Here are some hints and tips to get you on the fast track to the New Year.
1) Don't make a hefty New Year's resolution that you are unlikely to sustain. For example, "I am giving up chocolate/alcohol/coffee for the rest of my life!" If you are accustomed to enjoying such pleasures, don't deprive yourself of that in entirety. Use the general rule of 'everything in moderation', and allow yourself a small treat every now and again, but be more mindful of the quantity and quality of your indulgences.
2) Do focus on positive goals, such as, "I will eat an extra serving of vegetables a day", or "I will make sure I start my day with breakfast" (even if it's a small one). Choose your goals carefully and subjectively. Be more mindful of the areas in which you know you tend to go overboard on - whether it be sugary snacks, or white carbohydrates. Think more carefully about your consumption before consuming!
3) Unless you're really trying to lose a great amount of weight, then steer clear from the diets. You know you'll be over it in a couple of weeks anyway. From South Beach to Paleo to WeightWatchers, these diets by and large tout the same message, more fiber and vegetables and less fat and sugar. By all means, kickstart with a juice cleanse if you feel inclined, but after that, focus on making small, progressive changes to your diet. Instead of loading up on weight-loss books, invest in a couple of great healthy eating cookbooks instead, or search online. "I especially like Martha Rose Schulman's recipes. She has great books and publishes regularly at the New York Times," shares Wallis.
"In addition, steer clear away from the word 'diet.' Eating healthy is a lifestyle change and choice. When you tell yourself that you are on a diet, this automatically says you cannot eat certain foods -- you are restricted. You should not ever feel restricted; instead, think of it as your choice to eat healthy. You can eat anything you want, but you choose not to eat unhealthy foods," says Wallis.
4) Cook at home more! Cooking at home is by far the best way to ensure that you know what and how much is going into your food. If you're pressed for time during the work week, consider making two or three meals ahead of time, when you're less pressured. The benefit of the winter is that easy one-pot meals take no time at all and are hearty, comforting and healthy.
5) Cut out the mindless snacking and try and establish a regular mealtime routine, and even better, eat with other people. Watch out for snacking. Are you truly hungry when you eat a snack? Make sure to drink plenty of water during the day; often times our bodies just need water and instead we mistake it for hunger. If you must have a snack, choose wisely: a handful of unsalted nuts, a yogurt, piece of fruit, or even sliced veggies with hummus (carrots, cucumbers, etc.) are all healthy and satisfying snack options. Further, when mealtimes become social occasions we tend to slow down, enjoy our food more and prepare and eat more mindfully.

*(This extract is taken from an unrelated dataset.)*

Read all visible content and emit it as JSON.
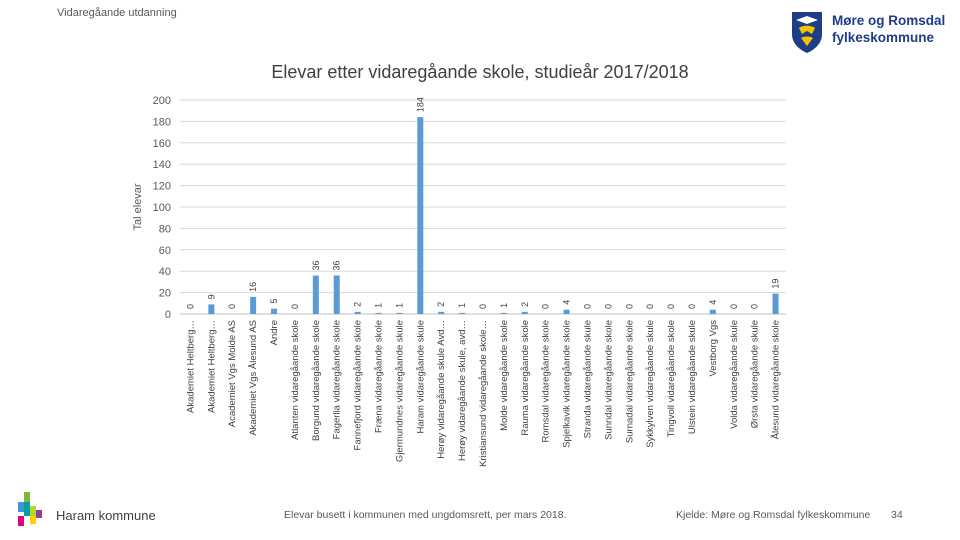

Joanna Wallis is a busy mom of 3 who started cooking over 20 years ago. Her culinary knowledge is self-taught and spans a variety of different cuisines and styles. Her love of food was the inspiration for The Cooking Fairy which started out as a glimmer of shiny magic over three years ago. Joanna works as a personal chef for a wide range of clientele and she loves bringing families together with healthy, delicious, and fresh meals prepared just for them.